CAEは日々進化しており、今までにない機能を持ったソフトウェアや関連技術が開発されています。

たとえば、CAEとVR(仮想現実)を組み合わせる技術があります。これは、CAEでシミュレーションした結果をVRデバイスを使用して見ることで、リアルなサイズ感を確かめたり、実際の実験現場と近い感覚を再現できるというものです。CAEの課題として、シミュレーション結果をコンピュータの画面越しにしか確認できないため直感的に分かりづらいということがありました。しかし、CAEとVRを組み合わせることで直感的に把握でき、複雑な設計であっても効率よく進められます。

また、CAEとAIを組み合わせる技術も注目されています。これは、AIがCAEでのシミュレーション条件を自動で最適化してくれるというものです。従来、CAEを使いこなすためには工学的な知識や条件設定のノウハウといった高度なスキルが必要とされていました。そのため、CAE解析は専門の担当者に任せている企業も多くあり、誰でも使える技術ではないというのが実態でした。しかし、CAEを使う人のスキルをAIが補ってくれるようになれば、誰でもCAEが使えるようになり、製品開発力の強化につながるかもしれません。

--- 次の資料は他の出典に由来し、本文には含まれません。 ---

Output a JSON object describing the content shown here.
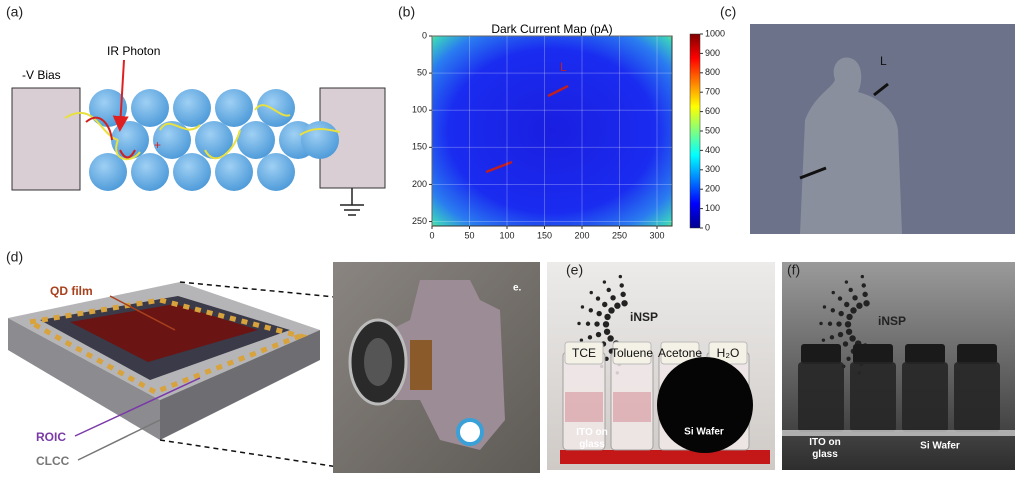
{
  "panels": {
    "a": {
      "label": "(a)",
      "bias": "-V Bias",
      "photon": "IR Photon"
    },
    "b": {
      "label": "(b)",
      "title": "Dark Current Map (pA)",
      "annotation": "L",
      "xlim": [
        0,
        320
      ],
      "xticks": [
        0,
        50,
        100,
        150,
        200,
        250,
        300
      ],
      "ylim": [
        0,
        256
      ],
      "yticks": [
        0,
        50,
        100,
        150,
        200,
        250
      ],
      "clim": [
        0,
        1000
      ],
      "cticks": [
        0,
        100,
        200,
        300,
        400,
        500,
        600,
        700,
        800,
        900,
        1000
      ]
    },
    "c": {
      "label": "(c)",
      "annotation": "L"
    },
    "d": {
      "label": "(d)",
      "qd_film": "QD film",
      "roic": "ROIC",
      "clcc": "CLCC"
    },
    "e_photo": {
      "label": "e."
    },
    "e": {
      "label": "(e)",
      "logo": "iNSP",
      "vials": [
        "TCE",
        "Toluene",
        "Acetone",
        "H₂O"
      ],
      "ito": [
        "ITO on",
        "glass"
      ],
      "wafer": "Si Wafer"
    },
    "f": {
      "label": "(f)",
      "logo": "iNSP",
      "ito": [
        "ITO on",
        "glass"
      ],
      "wafer": "Si Wafer"
    }
  }
}
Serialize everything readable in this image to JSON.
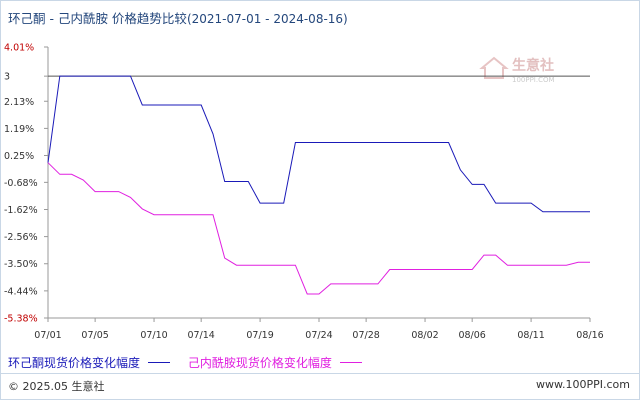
{
  "title": {
    "main": "环己酮 - 己内酰胺 价格趋势比较",
    "range": "(2021-07-01 - 2024-08-16)"
  },
  "watermark": {
    "name": "生意社",
    "url": "100PPI.COM"
  },
  "footer": {
    "left": "© 2025.05 生意社",
    "right": "www.100PPI.com"
  },
  "colors": {
    "series1": "#1a1ab8",
    "series2": "#e020e0",
    "axis": "#999999",
    "ref_line": "#555555",
    "red_tick": "#c00000"
  },
  "chart_data": {
    "type": "line",
    "x": [
      "07/01",
      "07/02",
      "07/03",
      "07/04",
      "07/05",
      "07/06",
      "07/07",
      "07/08",
      "07/09",
      "07/10",
      "07/11",
      "07/12",
      "07/13",
      "07/14",
      "07/15",
      "07/16",
      "07/17",
      "07/18",
      "07/19",
      "07/20",
      "07/21",
      "07/22",
      "07/23",
      "07/24",
      "07/25",
      "07/26",
      "07/27",
      "07/28",
      "07/29",
      "07/30",
      "07/31",
      "08/01",
      "08/02",
      "08/03",
      "08/04",
      "08/05",
      "08/06",
      "08/07",
      "08/08",
      "08/09",
      "08/10",
      "08/11",
      "08/12",
      "08/13",
      "08/14",
      "08/15",
      "08/16"
    ],
    "x_tick_labels": [
      "07/01",
      "07/05",
      "07/10",
      "07/14",
      "07/19",
      "07/24",
      "07/28",
      "08/02",
      "08/06",
      "08/11",
      "08/16"
    ],
    "y_ticks": [
      "4.01%",
      "3",
      "2.13%",
      "1.19%",
      "0.25%",
      "-0.68%",
      "-1.62%",
      "-2.56%",
      "-3.50%",
      "-4.44%",
      "-5.38%"
    ],
    "y_tick_values": [
      4.01,
      3.0,
      2.13,
      1.19,
      0.25,
      -0.68,
      -1.62,
      -2.56,
      -3.5,
      -4.44,
      -5.38
    ],
    "ylim": [
      -5.38,
      4.01
    ],
    "reference_line": 3.0,
    "series": [
      {
        "name": "环己酮现货价格变化幅度",
        "values": [
          0.0,
          3.0,
          3.0,
          3.0,
          3.0,
          3.0,
          3.0,
          3.0,
          2.0,
          2.0,
          2.0,
          2.0,
          2.0,
          2.0,
          1.0,
          -0.65,
          -0.65,
          -0.65,
          -1.4,
          -1.4,
          -1.4,
          0.7,
          0.7,
          0.7,
          0.7,
          0.7,
          0.7,
          0.7,
          0.7,
          0.7,
          0.7,
          0.7,
          0.7,
          0.7,
          0.7,
          -0.25,
          -0.75,
          -0.75,
          -1.4,
          -1.4,
          -1.4,
          -1.4,
          -1.7,
          -1.7,
          -1.7,
          -1.7,
          -1.7
        ]
      },
      {
        "name": "己内酰胺现货价格变化幅度",
        "values": [
          0.0,
          -0.4,
          -0.4,
          -0.6,
          -1.0,
          -1.0,
          -1.0,
          -1.2,
          -1.6,
          -1.8,
          -1.8,
          -1.8,
          -1.8,
          -1.8,
          -1.8,
          -3.3,
          -3.55,
          -3.55,
          -3.55,
          -3.55,
          -3.55,
          -3.55,
          -4.55,
          -4.55,
          -4.2,
          -4.2,
          -4.2,
          -4.2,
          -4.2,
          -3.7,
          -3.7,
          -3.7,
          -3.7,
          -3.7,
          -3.7,
          -3.7,
          -3.7,
          -3.2,
          -3.2,
          -3.55,
          -3.55,
          -3.55,
          -3.55,
          -3.55,
          -3.55,
          -3.45,
          -3.45
        ]
      }
    ],
    "grid": false,
    "legend_position": "bottom-left"
  }
}
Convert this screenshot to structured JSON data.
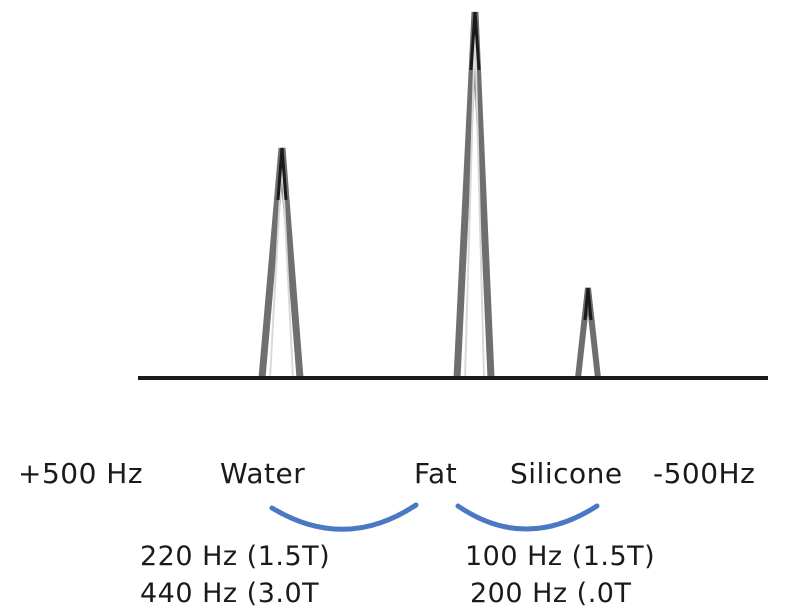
{
  "axis": {
    "left_label": "+500 Hz",
    "right_label": "-500Hz"
  },
  "peaks": [
    {
      "label": "Water",
      "relative_height": 0.58
    },
    {
      "label": "Fat",
      "relative_height": 1.0
    },
    {
      "label": "Silicone",
      "relative_height": 0.24
    }
  ],
  "shifts": {
    "water_fat": {
      "line1": "220 Hz (1.5T)",
      "line2": "440 Hz (3.0T"
    },
    "fat_silicone": {
      "line1": "100 Hz (1.5T)",
      "line2": "200 Hz (.0T"
    }
  },
  "colors": {
    "peak_outline": "#6f6f6f",
    "peak_tip": "#1a1a1a",
    "baseline": "#1a1a1a",
    "brace": "#4a78c4",
    "text": "#1a1a1a"
  }
}
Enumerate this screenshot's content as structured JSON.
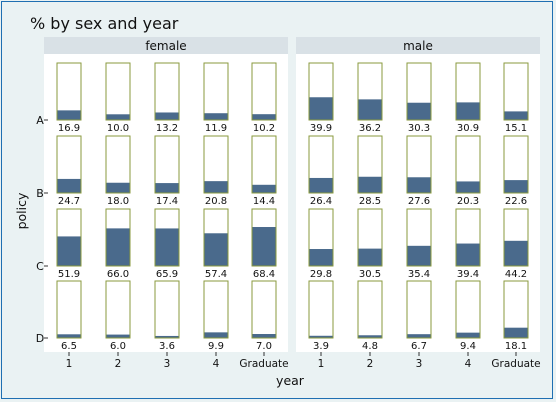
{
  "chart_data": {
    "type": "bar",
    "title": "% by sex and year",
    "xlabel": "year",
    "ylabel": "policy",
    "panels": [
      "female",
      "male"
    ],
    "rows": [
      "A",
      "B",
      "C",
      "D"
    ],
    "categories": [
      "1",
      "2",
      "3",
      "4",
      "Graduate"
    ],
    "ylim": [
      0,
      100
    ],
    "bar_color": "#4a6a8c",
    "cell_border_color": "#8a9a3e",
    "strip_color": "#d9e1e6",
    "panel_bg": "#ffffff",
    "values": {
      "female": {
        "A": [
          16.9,
          10.0,
          13.2,
          11.9,
          10.2
        ],
        "B": [
          24.7,
          18.0,
          17.4,
          20.8,
          14.4
        ],
        "C": [
          51.9,
          66.0,
          65.9,
          57.4,
          68.4
        ],
        "D": [
          6.5,
          6.0,
          3.6,
          9.9,
          7.0
        ]
      },
      "male": {
        "A": [
          39.9,
          36.2,
          30.3,
          30.9,
          15.1
        ],
        "B": [
          26.4,
          28.5,
          27.6,
          20.3,
          22.6
        ],
        "C": [
          29.8,
          30.5,
          35.4,
          39.4,
          44.2
        ],
        "D": [
          3.9,
          4.8,
          6.7,
          9.4,
          18.1
        ]
      }
    }
  }
}
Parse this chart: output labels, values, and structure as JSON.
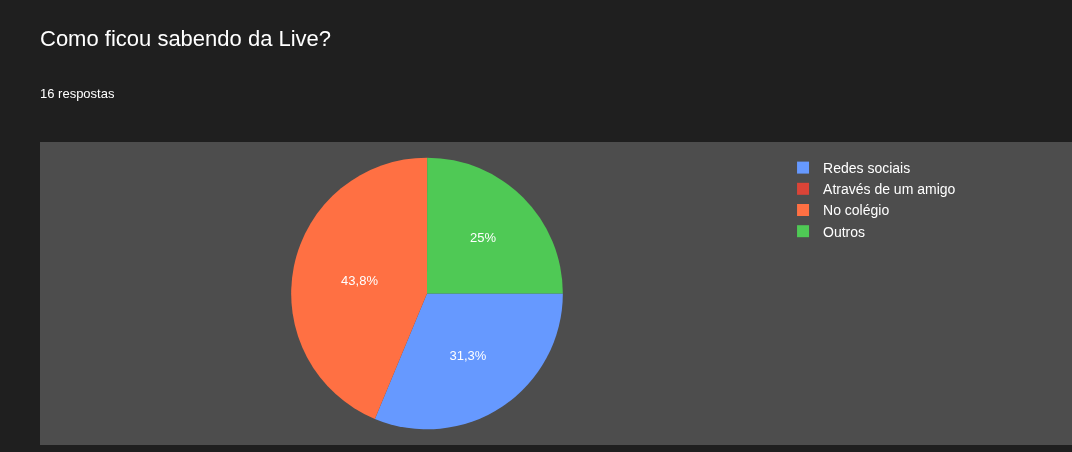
{
  "chart_data": {
    "type": "pie",
    "title": "Como ficou sabendo da Live?",
    "subtitle": "16 respostas",
    "categories": [
      "Redes sociais",
      "Através de um amigo",
      "No colégio",
      "Outros"
    ],
    "values": [
      31.3,
      0,
      43.8,
      25
    ],
    "value_labels": [
      "31,3%",
      null,
      "43,8%",
      "25%"
    ],
    "colors": [
      "#6699ff",
      "#db4437",
      "#ff7043",
      "#4fc955"
    ],
    "legend": "top right"
  }
}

このように、高性能かつ使い勝手のよいCAEが登場することで、これまで以上に活用場面が広がっていくでしょう。CAE技術のさらなる進化に期待したいものです。

CAEを活用して自社の製品開発を進化させましょう

製造業のDXと密接に関わるCAE技術は、需要の増加に伴って継続的に進化しています。高性能で使いやすいCAEが普及して誰でもCAEを活用できるようになれば、企業の製品開発力は飛躍的に向上するでしょう。

自社の製品開発力を高めるために、CAEを積極的に活用していただきたいと思います。